Saving and loading data would be on the local filesystem. The trained model would be saved into /tmp/ml_models/{model_name}/v{version_number}/timestamp.pkl
by default.
Overriding the default parent path (/tmp/ml_models/
) can be done through an environment variable.
Saving and loading data would be on AWS S3. The trained model would be saved into {s3_bucket}/{model_name}/v{version_number}/timestamp.pkl
.
This mode requires the relevant environment variables to be set.

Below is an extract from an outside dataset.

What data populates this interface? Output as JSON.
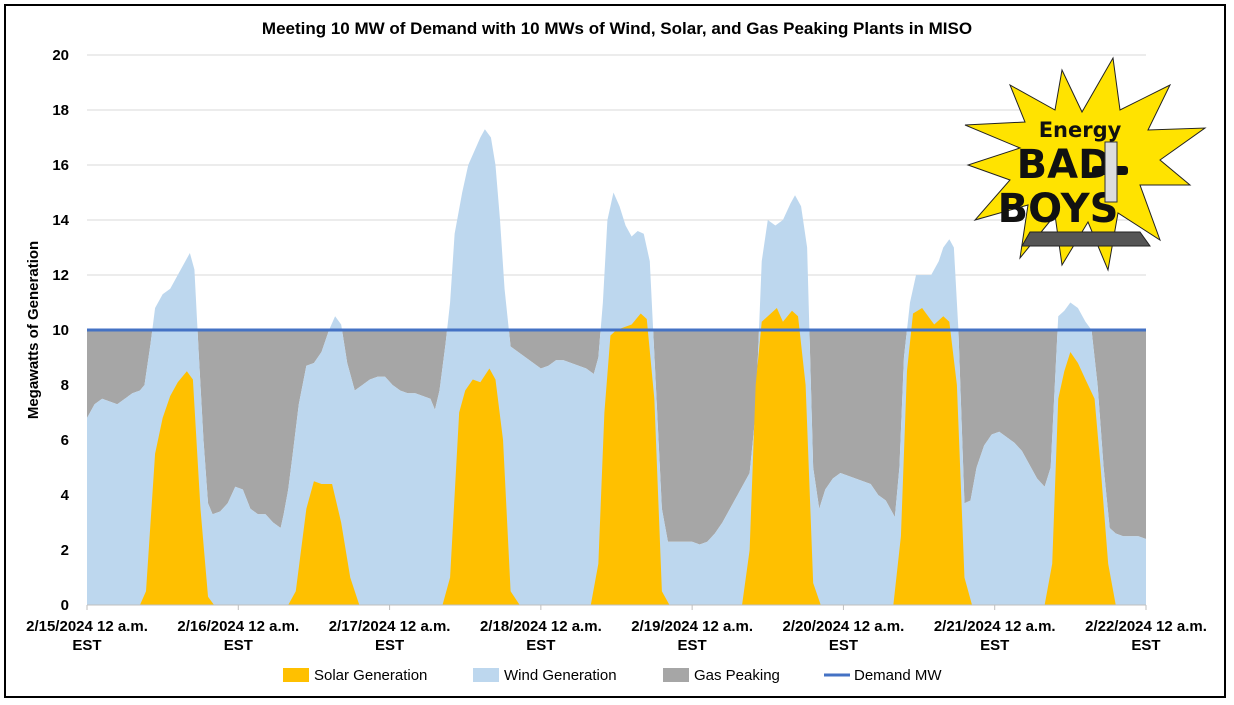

The simplest method to try this project out is through Docker.
The --env-file
flag loads an optional file for environment variables which are required for operating in aws mode but not necessary for local mode.
The -v
flag would attach a volume to allow the saved model to be available on the host machine in local mode. This is not relevant for aws mode.
cd path/to/project
docker build -t temp/ml-models:latest .
docker run \
--rm \
-t \
-v /tmp/ml_models:/tmp/ml_models \
--env-file ./.env \
temp/ml-models:latest
For development or running locally, a virtual environment is strongly recommended - I personally use pyenv.
If a .env
file is present, the environment variables would automatically be applied in this process.
cd path/to/project
# create and activate Python 3.6 virtual environment
pip install -r requirements.txt
python training_script.py
Mode | Environment Variable | Purpose | Accepted Values |
---|---|---|---|
- | ML_MODELS_MODE | Toggle mode of operation. If unset, defaults to local | local, aws |
local | ML_MODELS_DIR | Parent directory to read/write models | any |
aws | AWS_BUCKET_NAME | S3 Bucket to read/write models | any |
aws | AWS_ACCESS_KEY_ID | S3 Credentials to be used by boto3 |
any |
aws | AWS_SECRET_ACCESS_KEY | S3 Credentials to be used by boto3 |
any |